Мгновенная пауза, затем смех.
— Ах, вот в чем дело. Да, Ирис, чуточку был влюблен. Ты же знаешь, она была неотразима. И вот однажды и беседовал с ней и увидел тебя, спускающуюся по лестнице, — и в ту же минуту все закончилось, как ветром сдуло. Ты одна на всем свете осталась. Вот тебе вся правда… Не принимай это близко к сердцу. Ведь даже у Ромео была Розалинда, прежде чем его покорила Джульетта.
— Спасибо, Антони. Я рада.
— Увидимся вечером.
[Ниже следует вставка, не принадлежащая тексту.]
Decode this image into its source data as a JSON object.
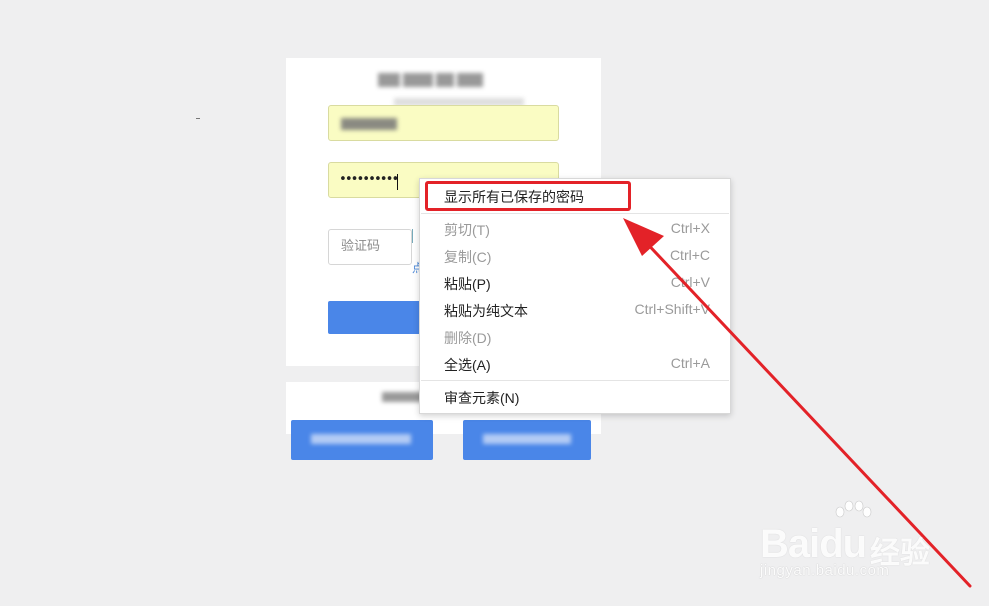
{
  "login": {
    "password_mask": "••••••••••",
    "captcha_placeholder": "验证码",
    "captcha_link_char": "点"
  },
  "context_menu": {
    "items": [
      {
        "label": "显示所有已保存的密码",
        "shortcut": "",
        "enabled": true
      },
      {
        "label": "剪切(T)",
        "shortcut": "Ctrl+X",
        "enabled": false
      },
      {
        "label": "复制(C)",
        "shortcut": "Ctrl+C",
        "enabled": false
      },
      {
        "label": "粘贴(P)",
        "shortcut": "Ctrl+V",
        "enabled": true
      },
      {
        "label": "粘贴为纯文本",
        "shortcut": "Ctrl+Shift+V",
        "enabled": true
      },
      {
        "label": "删除(D)",
        "shortcut": "",
        "enabled": false
      },
      {
        "label": "全选(A)",
        "shortcut": "Ctrl+A",
        "enabled": true
      },
      {
        "label": "审查元素(N)",
        "shortcut": "",
        "enabled": true
      }
    ]
  },
  "annotation": {
    "highlight_color": "#e32228",
    "arrow_color": "#e32228"
  },
  "watermark": {
    "logo": "Baidu",
    "cn": "经验",
    "url": "jingyan.baidu.com"
  },
  "colors": {
    "background": "#efeff0",
    "autofill": "#fafcc3",
    "primary_button": "#4a86e8"
  }
}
Твой день рождения, да?
— На самом деле день рождения через неделю, но собираемся по этому поводу.
— Ты не очень радуешься.
— Нет.
— Полагаю, Джордж знает, что делает, но мне кажется сумасбродной мысль собраться в том самом месте, где…
— О, с тех пор я уже несколько раз была в «Люксембурге»… Я хотела сказать, после Розмари… ничего страшного.
— Пусть так. Я приготовил тебе подарок. Ирис. Надеюсь, понравится. Au revoir .
Он повесил трубку.
Ирис вернулась к Люцилле спорить, уверять, убеждать.
Джордж же, по прибытии в свой офис, сразу же вызвал Руфь Лессинг.
При появлении ее, спокойной, улыбающейся, в элегантном черном костюме, его озабоченность немного прошла.
— Доброе утро.
— Доброе утро, Руфь. Опять неприятности. Взгляните.
Она взяла протянутую им телеграмму. — Снова Виктор Дрейк! — Да, будь он проклят.
Она задумалась, вертела телеграмму в руках. «Вы из тех девушек, которые спят и видят себя женой своего хозяина…» — как отчетливо все это вспомнилось ей. «Словно вчера…» — подумала Руфь. Голос Джорджа вывел ее из оцепенения. — Примерно год назад мы спровадили его? Она задумалась.
— Да. Действительно, это было двадцать девятого октября.
— Вы удивительная девушка. Какая память!
Ей подумалось, что у нее были более веские причины запомнить этот день, чем он предполагает. Вспомнились беззаботный голос Розмари в телефоне и мысль, что она ненавидит жену своего шефа.
— Полагаю, нам повезло, — сказал Джордж, — что он столь продолжительное время не показывается нам на глаза. Хотя на прошлой неделе пришлось все же выбросить пятьдесят фунтов.
— Триста фунтов в наши дни не маленькие деньги.
— Да. Но он их и не получит. Нужно, как обычно, все разузнать.
— Я свяжусь с мистером Огилви.
Александр Огилви, их агент в Буэнос-Айресе, был рассудительным, практичным шотландцем.
— Да. Немедленно телеграфируйте. Мать Виктора в своем обычном репертуаре. Типичная истерия. С сегодняшним вечером могут возникнуть осложнения.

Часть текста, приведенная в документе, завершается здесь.